Юность несет с собой эротические и иллюзорные стимулы, связанные с осязательными феноменами младенчески тонких тел, установками девственности и зрительными образами гармоничных классических очертаний, символизируя какую-то свежесть и весеннюю недозрелостъ, которые весьма прекрасны, но которые не имеют ничего общего с супружеской любовью».

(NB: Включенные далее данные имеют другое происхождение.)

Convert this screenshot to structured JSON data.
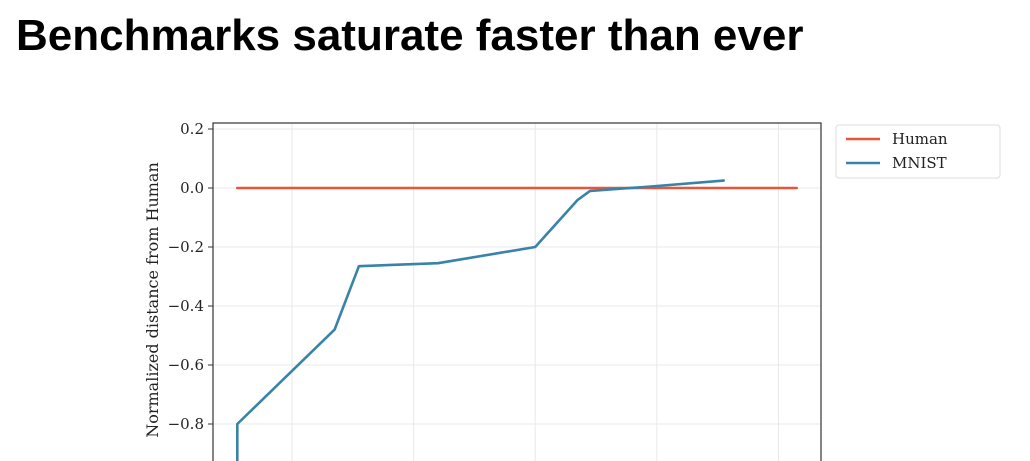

Эти соображения не являются ошибочными в плане теоретическом; они просто кажутся несколько неуместными. Скажем, в качестве любовного письма это в целом довольно непривычно. Как бы там ни было, этот антиэротизм, выставляемый напоказ, не остановит Соню. Она чувствует себя способной справиться с настороженностью своего причудливо-странного возлюбленного. В отношениях между людьми бывают элементы совершенно непостижимые; эта очевидность особенно наглядно обнаруживается в данном случае. Похоже, что Соня очень хорошо поняла Лавкрафта — его холодность, его ингибиции, его отказ и отвращение к жизни. Что до него, считавшего себя в тридцать лет старцем, остается удивляться, что он мог рисовать себе союз с этим динамичным, пышным, полным жизни созданием. Еще и еврейка, еще и в разводе; что должно было бы для такого антисемита и консерватора, как он, составлять непреодолимое препятствие.

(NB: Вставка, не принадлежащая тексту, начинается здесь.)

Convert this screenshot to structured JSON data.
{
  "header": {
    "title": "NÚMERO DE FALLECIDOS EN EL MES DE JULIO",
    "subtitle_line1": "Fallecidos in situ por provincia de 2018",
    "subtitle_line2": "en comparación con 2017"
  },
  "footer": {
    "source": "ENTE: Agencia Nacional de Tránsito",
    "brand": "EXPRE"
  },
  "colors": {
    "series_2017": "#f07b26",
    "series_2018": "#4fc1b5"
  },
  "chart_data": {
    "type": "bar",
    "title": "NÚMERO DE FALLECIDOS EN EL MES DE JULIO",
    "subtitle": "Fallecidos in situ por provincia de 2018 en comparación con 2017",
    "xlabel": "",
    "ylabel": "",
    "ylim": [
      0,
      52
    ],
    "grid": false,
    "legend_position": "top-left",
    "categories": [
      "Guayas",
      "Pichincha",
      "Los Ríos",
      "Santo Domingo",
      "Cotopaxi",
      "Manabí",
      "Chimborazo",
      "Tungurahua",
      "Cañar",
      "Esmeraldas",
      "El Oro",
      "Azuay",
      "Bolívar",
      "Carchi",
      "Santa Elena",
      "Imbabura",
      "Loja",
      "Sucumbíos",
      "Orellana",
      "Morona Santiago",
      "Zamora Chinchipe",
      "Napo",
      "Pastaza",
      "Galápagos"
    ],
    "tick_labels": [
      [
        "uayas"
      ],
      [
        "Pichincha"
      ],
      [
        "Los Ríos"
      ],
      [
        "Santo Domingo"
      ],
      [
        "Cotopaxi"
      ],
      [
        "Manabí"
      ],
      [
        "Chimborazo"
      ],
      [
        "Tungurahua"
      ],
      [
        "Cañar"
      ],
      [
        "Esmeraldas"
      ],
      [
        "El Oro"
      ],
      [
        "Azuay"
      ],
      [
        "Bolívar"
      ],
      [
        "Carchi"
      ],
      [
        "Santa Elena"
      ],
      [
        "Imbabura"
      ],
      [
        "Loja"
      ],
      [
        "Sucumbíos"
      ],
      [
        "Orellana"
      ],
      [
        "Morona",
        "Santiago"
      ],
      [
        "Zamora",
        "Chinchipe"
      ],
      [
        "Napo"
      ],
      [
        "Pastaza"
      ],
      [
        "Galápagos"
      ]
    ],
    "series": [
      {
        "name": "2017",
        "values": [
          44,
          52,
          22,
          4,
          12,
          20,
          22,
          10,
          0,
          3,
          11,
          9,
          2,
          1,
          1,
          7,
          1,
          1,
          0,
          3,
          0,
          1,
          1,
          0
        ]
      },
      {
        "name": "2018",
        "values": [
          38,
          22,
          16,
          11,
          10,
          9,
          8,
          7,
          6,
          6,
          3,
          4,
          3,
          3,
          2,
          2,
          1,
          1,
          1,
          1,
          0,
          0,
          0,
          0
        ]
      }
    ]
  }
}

Утверждалось, что он надеялся развлечься; в этом нет ничего невероятного, даже если дальнейший ход событий и дал жестокое опровержение этой перспективы. Будучи писателем, он безусловно мог поддаться искушению «приобрести новый опыт», касающийся половых отношений и супружества. Наконец, надо помнить, что это Соня забежала вперед и что Лавкрафт был вообще неспособен, в каком бы то ни было вопросе, сказать «нет». Но самое невероятное объяснение кажется и наилучшим: очень похоже, что Лавкрафт был, некоторым образом, в Соню влюблен, как Соня была влюблена в него. И этих два человека, такие непохожие, но друг друга любившие, сочетались брачными узами 3 марта 1924 года.
Шок от Нью-Йорка
Сразу же после бракосочетания пара поселяется в Бруклине, в квартире у Сони. Лавкрафт проживет там два самых удивительных года своей жизни. Затворник из Провиденса, нелюдимый и мрачноватый, превращается в любезного человека, полного жизни, всегда готового к вылазке в ресторан или в музей. Он рассылает воодушевленные письма, чтобы оповестить о своей женитьбе:
«Двое составляют теперь одно. Другая приняла фамилию Лавкрафта. Заложена новая семья!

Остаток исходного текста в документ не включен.